The girl froze with the half-eaten food at her mouth, glancing around furtively under her brows, everywhere but at Nova’s face.
(no no no no no no)
“Easy,” she said, hands out, palms up. “You’re safe here. I just want to try to find the person who scared you so badly. Was it, what did you call it, one of these spectres?”
The girl glanced at her and then away. Her mind filled with an image of a hulking, shadowy figure that moved so quickly it was impossible to track. Nova could sense that Lila could see this thing, but others in town could not. She’d even said something to Oma once, but the old woman had dismissed it as nightmares or a vivid imagination.
“Is that your name for these things?”
(that’s what they call themselves)
It didn’t make any sense, but Nova could see that she wouldn’t get much else from the girl. Her heart rate had sped up, and her breathing had gone fast and shallow. The images flying through her head were overwhelming her.
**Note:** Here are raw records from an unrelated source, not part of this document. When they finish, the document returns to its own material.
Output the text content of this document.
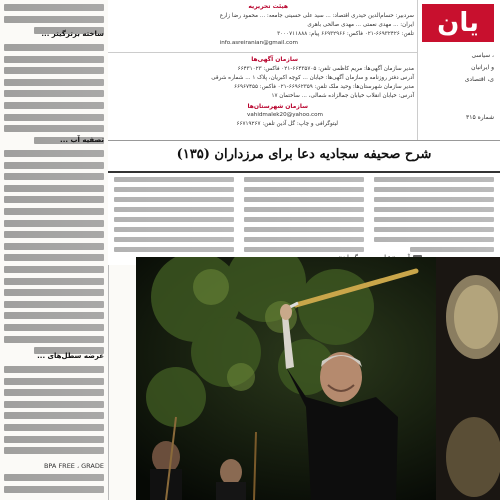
ساخته برترگیتر ...
تصفیه آب ...
عرضه سطل‌های ...
BPA FREE ، GRADE
هیئت تحریریه
سردبیر: حسام‌الدین حیدری اقتصاد: ... سید علی حسینی جامعه: ... محمود رضا زارع
ایران: ... مهدی نعمتی ... مهدی صالحی باهری
تلفن: ۶۶۹۳۲۴۲۶-۰۲۱ فاکس: ۶۶۹۳۲۹۶۶ پیام: ۳۰۰۰۷۱۱۸۸۸
info.asreiranian@gmail.com
سازمان آگهی‌ها
مدیر سازمان آگهی‌ها: مریم کاظمی تلفن: ۶۶۴۳۵۷۰۵-۰۲۱ فاکس: ۶۶۴۳۱۰۲۳
آدرس دفتر روزنامه و سازمان آگهی‌ها: خیابان ... کوچه اکبریان، پلاک ۱ ... شماره شرقی
مدیر سازمان شهرستان‌ها: وحید ملک تلفن: ۶۶۹۶۲۳۵۹-۰۲۱ فاکس: ۶۶۹۶۷۴۵۵
آدرس: خیابان انقلاب خیابان جمالزاده شمالی، ... ساختمان ۱۷
سازمان شهرستان‌ها
vahidmalek20@yahoo.com
لیتوگرافی و چاپ: گل آذین تلفن: ۶۶۷۱۹۲۶۷
یان
، سیاسی
و ایرانیان
ی، اقتصادی
شماره ۳۱۵
شرح صحیفه سجادیه دعا برای مرزداران (۱۳۵)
Nova made a sudden decision. “We could take you back with us, to the ship,” she said. “Would you like that?”
(afraid)
“You don’t have to be scared, Lila. I know these soldiers might seem like bad guys, but we’re friends. We’ll find a good place for you on Korhal. Maybe even a school for you.”
(home here)
“I know it feels that way now, but it’s dangerous, Lila. You’d be better off in another place, somewhere that doesn’t have thieves and murderers.”
(every place has those you’re good but scary I can tell sometimes I can read minds too)
The girl blinked, her huge eyes growing slightly moist, from either the dust or the heat. Nova sensed that the slave traders had used her gift, a low-level teep ability, to steal from people, and that Oma had done the same here on Altara. Lila had been exploited her entire life, and yet she still wanted to believe that Oma had wanted her there for something more than that; she wanted to believe that the woman had loved her. Now Oma was dead in another act of senseless violence, and Lila was alone.
(I want to be like you)
Then the girl stood up and bolted, her long, coltish legs pumping fast and carrying her quickly away until she disappeared between two narrow buildings.
Nova let her go, a feeling of sadness and loss in her gut. The truth was, she couldn’t offer a safe passage to Korhal, and even if she could, there was no telling what might become of the girl once she got there. If Lila really did have a higher than normal psi index, she’d be shipped away to the Ghost Academy for further testing. Once upon a time Nova would have accepted that without a second thought, but now it seemed a bit more complicated. Her mind was swirling with unfamiliar emotions, events that had been buried deep in her subconscious for years, and she had no idea how to handle them.
But that wasn’t the only reason she felt an uneasiness in her belly. As Lila had disappeared she’d sent a much sharper thought Nova’s way: the image of a human form dressed all in black, with a black mask across the face, looking menacing and evil, along with that single, mysterious word again.
Shadowblade.
Nova had no idea what it meant. But she had a feeling she was about to find out.